Wednesday, 18 August 2010

The first 99 days

For some reason the first 100 days in office is now seen by the media as a crucial point to measure the results and progress of a government. The accuracy of this gauge is questionable. How well could the government of Margret Thatcher be judged in August 1979? What were the merits of Tony Blair's time in office in August 1997?

Also, although David Cameron has been Prime Minister for 100 days, for the first few hours of his Premiership he led a minority Conservative government. The Liberal Democrats only formally agreed to the Coalition deal after midnight – meaning the Coalition's 100th day is tomorrow. In any case, the new government has done a lot in its first 99 days in power, although no one has really felt the benefits or pain of it yet.

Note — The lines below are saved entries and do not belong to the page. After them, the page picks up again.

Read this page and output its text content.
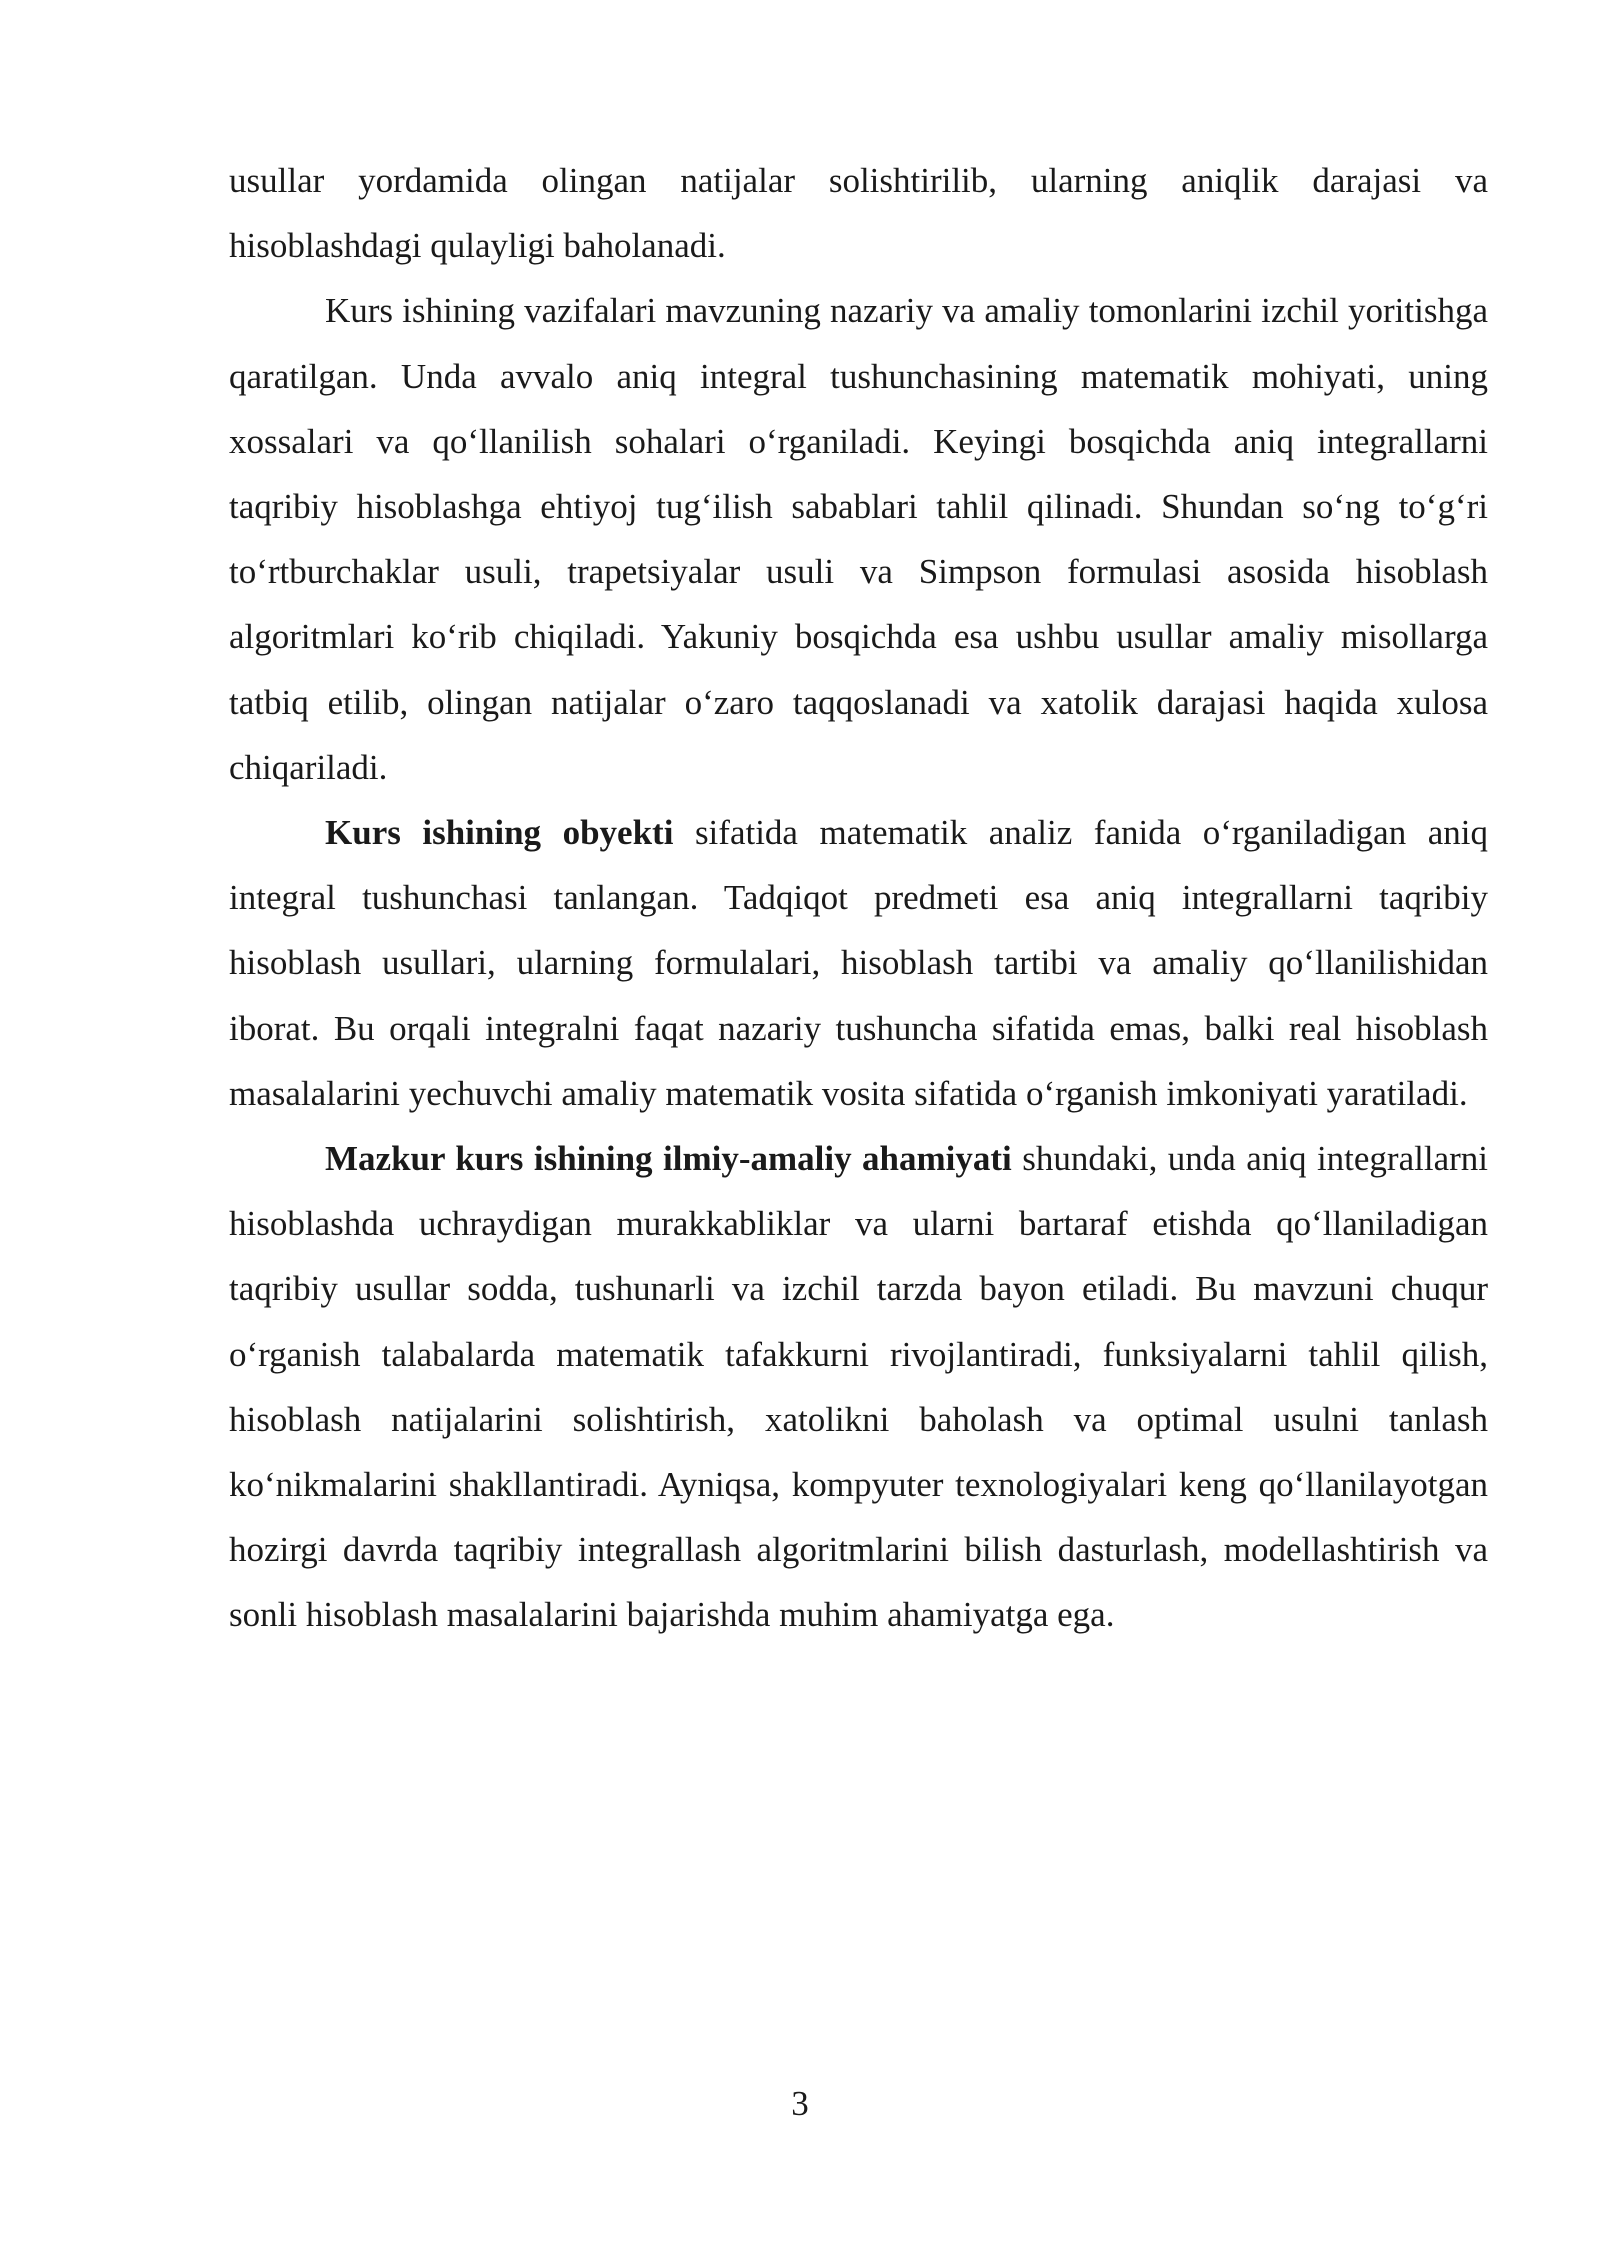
usullar yordamida olingan natijalar solishtirilib, ularning aniqlik darajasi va hisoblashdagi qulayligi baholanadi.

Kurs ishining vazifalari mavzuning nazariy va amaliy tomonlarini izchil yoritishga qaratilgan. Unda avvalo aniq integral tushunchasining matematik mohiyati, uning xossalari va qo‘llanilish sohalari o‘rganiladi. Keyingi bosqichda aniq integrallarni taqribiy hisoblashga ehtiyoj tug‘ilish sabablari tahlil qilinadi. Shundan so‘ng to‘g‘ri to‘rtburchaklar usuli, trapetsiyalar usuli va Simpson formulasi asosida hisoblash algoritmlari ko‘rib chiqiladi. Yakuniy bosqichda esa ushbu usullar amaliy misollarga tatbiq etilib, olingan natijalar o‘zaro taqqoslanadi va xatolik darajasi haqida xulosa chiqariladi.

Kurs ishining obyekti sifatida matematik analiz fanida o‘rganiladigan aniq integral tushunchasi tanlangan. Tadqiqot predmeti esa aniq integrallarni taqribiy hisoblash usullari, ularning formulalari, hisoblash tartibi va amaliy qo‘llanilishidan iborat. Bu orqali integralni faqat nazariy tushuncha sifatida emas, balki real hisoblash masalalarini yechuvchi amaliy matematik vosita sifatida o‘rganish imkoniyati yaratiladi.

Mazkur kurs ishining ilmiy-amaliy ahamiyati shundaki, unda aniq integrallarni hisoblashda uchraydigan murakkabliklar va ularni bartaraf etishda qo‘llaniladigan taqribiy usullar sodda, tushunarli va izchil tarzda bayon etiladi. Bu mavzuni chuqur o‘rganish talabalarda matematik tafakkurni rivojlantiradi, funksiyalarni tahlil qilish, hisoblash natijalarini solishtirish, xatolikni baholash va optimal usulni tanlash ko‘nikmalarini shakllantiradi. Ayniqsa, kompyuter texnologiyalari keng qo‘llanilayotgan hozirgi davrda taqribiy integrallash algoritmlarini bilish dasturlash, modellashtirish va sonli hisoblash masalalarini bajarishda muhim ahamiyatga ega.

3
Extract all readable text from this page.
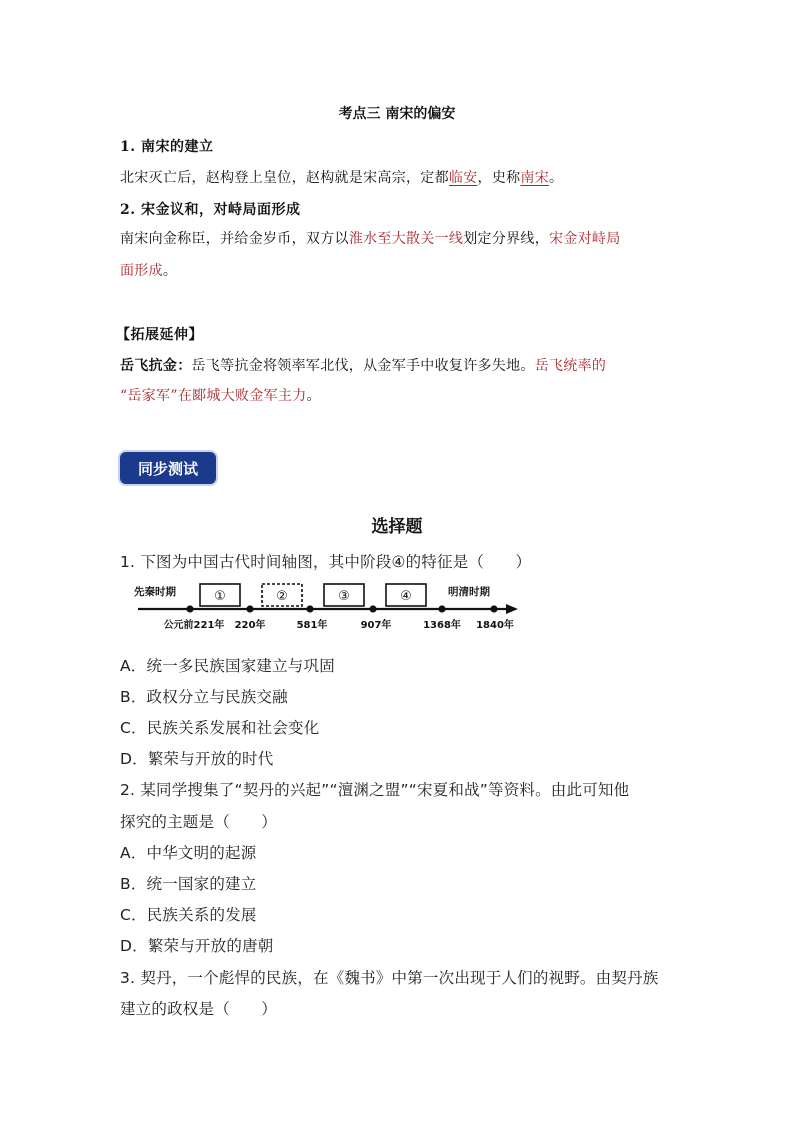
考点三 南宋的偏安
1. 南宋的建立
北宋灭亡后，赵构登上皇位，赵构就是宋高宗，定都临安，史称南宋。
2. 宋金议和，对峙局面形成
南宋向金称臣，并给金岁币，双方以淮水至大散关一线划定分界线，宋金对峙局
面形成。
【拓展延伸】
岳飞抗金：岳飞等抗金将领率军北伐，从金军手中收复许多失地。岳飞统率的
“岳家军”在郾城大败金军主力。
同步测试
选择题
1. 下图为中国古代时间轴图，其中阶段④的特征是（　　）
先秦时期	明清时期
①	②	③	④
公元前221年 220年	581年	907年	1368年 1840年
A．统一多民族国家建立与巩固
B．政权分立与民族交融
C．民族关系发展和社会变化
D．繁荣与开放的时代
2. 某同学搜集了“契丹的兴起”“澶渊之盟”“宋夏和战”等资料。由此可知他
探究的主题是（　　）
A．中华文明的起源
B．统一国家的建立
C．民族关系的发展
D．繁荣与开放的唐朝
3. 契丹，一个彪悍的民族，在《魏书》中第一次出现于人们的视野。由契丹族
建立的政权是（　　）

The really interesting question, which has been asked since the start, is how long will it last? If it does break apart, the first cracks in the Coalition won't come from the Cabinet, most of them have found that they like their colleagues from the other party and are enthusiastic about being in government. If it happens, descent will come from the backbenchers, the 1922 Committee or disgruntled Liberal Democrat MPs, who can and will stand up to their leadership. One thing both Coalition parties have in common is a proclivity for regicide, unlike Labour.

There is a sense of limbo in British politics at the moment, partly because there currently isn't a Labour leader, but also because a coalition in the UK still feels strange, especially one between such unlikely bedfellows. In time, as policies are implemented and the novelty fades, things will change, but on the 99th day it's impossible to say how or when.